Which distro you pick and ultimately prefer will depend on your level of expertise and how much post-install tweaking you're prepared to do. Although I can install Linux from scratch from the command line, doing so via Gentoo made me want to pull my fingernails out and scream (yes, you get an optimised system, but the install process is tortuous beyond belief).
I personally prefer a balance of a nice installer with some tweaking after installation where necessary - of recent distros, I'd say Fedora Core 5 and OpenSuSE 10.1 are clear leaders for me. Ironically, these two are the basis for the #1 and #2 Enterprise Linux distros out there, so if you use Enterprise Linux at work, it'll help enormously if you use a free clone of it at home.

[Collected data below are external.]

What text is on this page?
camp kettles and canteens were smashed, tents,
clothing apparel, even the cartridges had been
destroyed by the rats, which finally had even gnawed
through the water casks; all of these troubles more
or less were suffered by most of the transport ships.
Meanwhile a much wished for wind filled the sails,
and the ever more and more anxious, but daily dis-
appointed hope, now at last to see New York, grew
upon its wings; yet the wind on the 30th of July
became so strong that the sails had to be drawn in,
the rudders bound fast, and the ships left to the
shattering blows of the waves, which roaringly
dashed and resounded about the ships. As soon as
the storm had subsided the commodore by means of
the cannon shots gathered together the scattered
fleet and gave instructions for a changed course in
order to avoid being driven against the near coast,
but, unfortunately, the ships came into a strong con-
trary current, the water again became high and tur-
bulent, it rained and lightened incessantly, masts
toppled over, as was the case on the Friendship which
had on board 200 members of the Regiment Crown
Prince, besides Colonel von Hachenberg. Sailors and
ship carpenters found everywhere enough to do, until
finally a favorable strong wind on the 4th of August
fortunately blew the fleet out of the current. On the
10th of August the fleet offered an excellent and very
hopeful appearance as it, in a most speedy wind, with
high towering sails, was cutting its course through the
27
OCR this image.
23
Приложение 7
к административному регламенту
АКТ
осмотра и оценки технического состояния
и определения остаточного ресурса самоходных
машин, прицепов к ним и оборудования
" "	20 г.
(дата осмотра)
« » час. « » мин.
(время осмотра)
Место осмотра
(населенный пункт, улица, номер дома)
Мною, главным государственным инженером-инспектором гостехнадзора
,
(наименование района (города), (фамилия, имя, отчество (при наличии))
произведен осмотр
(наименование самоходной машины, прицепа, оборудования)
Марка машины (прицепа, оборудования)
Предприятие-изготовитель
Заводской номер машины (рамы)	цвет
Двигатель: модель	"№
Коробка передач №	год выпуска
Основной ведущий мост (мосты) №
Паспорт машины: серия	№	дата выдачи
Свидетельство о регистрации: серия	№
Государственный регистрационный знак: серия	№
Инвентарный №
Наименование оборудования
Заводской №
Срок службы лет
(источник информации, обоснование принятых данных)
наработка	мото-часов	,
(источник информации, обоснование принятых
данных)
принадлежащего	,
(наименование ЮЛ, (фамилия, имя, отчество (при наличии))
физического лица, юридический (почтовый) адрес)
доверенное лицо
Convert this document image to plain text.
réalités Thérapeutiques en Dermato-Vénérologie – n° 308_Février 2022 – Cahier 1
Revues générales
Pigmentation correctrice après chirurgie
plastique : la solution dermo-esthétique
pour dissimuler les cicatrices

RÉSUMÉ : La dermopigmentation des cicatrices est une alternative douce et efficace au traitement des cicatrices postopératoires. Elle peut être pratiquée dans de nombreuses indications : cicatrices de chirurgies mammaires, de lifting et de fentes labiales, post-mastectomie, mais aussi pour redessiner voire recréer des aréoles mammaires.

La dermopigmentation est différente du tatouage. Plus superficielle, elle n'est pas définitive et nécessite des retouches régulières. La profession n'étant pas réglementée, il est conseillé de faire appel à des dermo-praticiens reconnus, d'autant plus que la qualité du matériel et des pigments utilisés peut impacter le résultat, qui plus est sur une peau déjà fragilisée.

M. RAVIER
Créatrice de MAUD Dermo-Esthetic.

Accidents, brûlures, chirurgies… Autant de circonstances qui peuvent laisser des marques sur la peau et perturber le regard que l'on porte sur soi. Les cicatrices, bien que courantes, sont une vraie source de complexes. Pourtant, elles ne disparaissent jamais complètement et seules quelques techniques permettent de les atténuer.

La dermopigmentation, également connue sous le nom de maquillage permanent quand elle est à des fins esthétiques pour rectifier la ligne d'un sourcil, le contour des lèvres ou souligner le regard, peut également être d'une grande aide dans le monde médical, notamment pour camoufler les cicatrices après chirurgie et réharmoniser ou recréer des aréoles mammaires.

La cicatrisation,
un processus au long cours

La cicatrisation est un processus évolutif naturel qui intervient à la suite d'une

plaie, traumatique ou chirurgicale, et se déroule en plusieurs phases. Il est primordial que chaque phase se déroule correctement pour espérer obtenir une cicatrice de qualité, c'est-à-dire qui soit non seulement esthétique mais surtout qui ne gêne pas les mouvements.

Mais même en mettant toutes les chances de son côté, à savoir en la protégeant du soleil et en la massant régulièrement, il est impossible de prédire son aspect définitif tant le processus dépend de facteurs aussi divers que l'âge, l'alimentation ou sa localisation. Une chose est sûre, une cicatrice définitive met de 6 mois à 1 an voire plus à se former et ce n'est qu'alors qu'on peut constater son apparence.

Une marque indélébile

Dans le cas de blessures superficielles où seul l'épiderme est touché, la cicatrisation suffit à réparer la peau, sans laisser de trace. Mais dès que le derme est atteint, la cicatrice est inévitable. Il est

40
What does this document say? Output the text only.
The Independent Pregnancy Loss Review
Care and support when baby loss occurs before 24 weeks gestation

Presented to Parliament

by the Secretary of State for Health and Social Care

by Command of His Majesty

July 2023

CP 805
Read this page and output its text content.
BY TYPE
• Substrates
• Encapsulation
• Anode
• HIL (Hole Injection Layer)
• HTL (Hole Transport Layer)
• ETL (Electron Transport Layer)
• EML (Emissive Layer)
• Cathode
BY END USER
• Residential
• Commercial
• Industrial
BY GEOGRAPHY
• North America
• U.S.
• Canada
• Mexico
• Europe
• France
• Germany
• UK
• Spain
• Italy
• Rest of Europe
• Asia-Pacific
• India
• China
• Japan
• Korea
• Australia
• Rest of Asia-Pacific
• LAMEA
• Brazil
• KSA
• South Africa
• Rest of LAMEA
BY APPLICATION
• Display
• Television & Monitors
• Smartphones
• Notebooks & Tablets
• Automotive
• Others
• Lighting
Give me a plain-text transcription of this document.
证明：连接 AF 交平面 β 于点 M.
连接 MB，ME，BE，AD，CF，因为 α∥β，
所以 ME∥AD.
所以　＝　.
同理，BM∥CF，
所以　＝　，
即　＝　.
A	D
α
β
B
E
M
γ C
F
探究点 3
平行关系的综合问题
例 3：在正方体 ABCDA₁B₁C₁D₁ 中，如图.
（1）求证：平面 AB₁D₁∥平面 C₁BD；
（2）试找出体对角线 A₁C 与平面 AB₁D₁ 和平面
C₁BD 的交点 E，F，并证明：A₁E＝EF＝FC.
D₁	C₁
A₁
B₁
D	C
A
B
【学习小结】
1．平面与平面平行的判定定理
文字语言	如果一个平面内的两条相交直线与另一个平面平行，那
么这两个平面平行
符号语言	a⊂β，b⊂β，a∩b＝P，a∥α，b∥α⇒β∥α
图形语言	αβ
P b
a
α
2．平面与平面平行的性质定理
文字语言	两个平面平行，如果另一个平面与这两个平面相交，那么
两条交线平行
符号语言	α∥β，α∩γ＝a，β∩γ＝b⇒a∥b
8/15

Heck, I recently set up CentOS 4.3 - another distro in the RHEL/Fedora family - as a text-only torrent server at home. It's quite easy to kill off unwanted services, set up cron jobs and so on and you get a lean setup - yes, the machine "only" had 512MB RAM and I felt that's enough to run BitTorrent and a text-mode Linux and nothing else. It's risible that the article's author is trying to run KDE, Firefox, Bluefish, Thunderbird and GIMP on a 128MB machine...even running one app at a time will cause major swapping on *any* distro, no matter how lean you trim it down.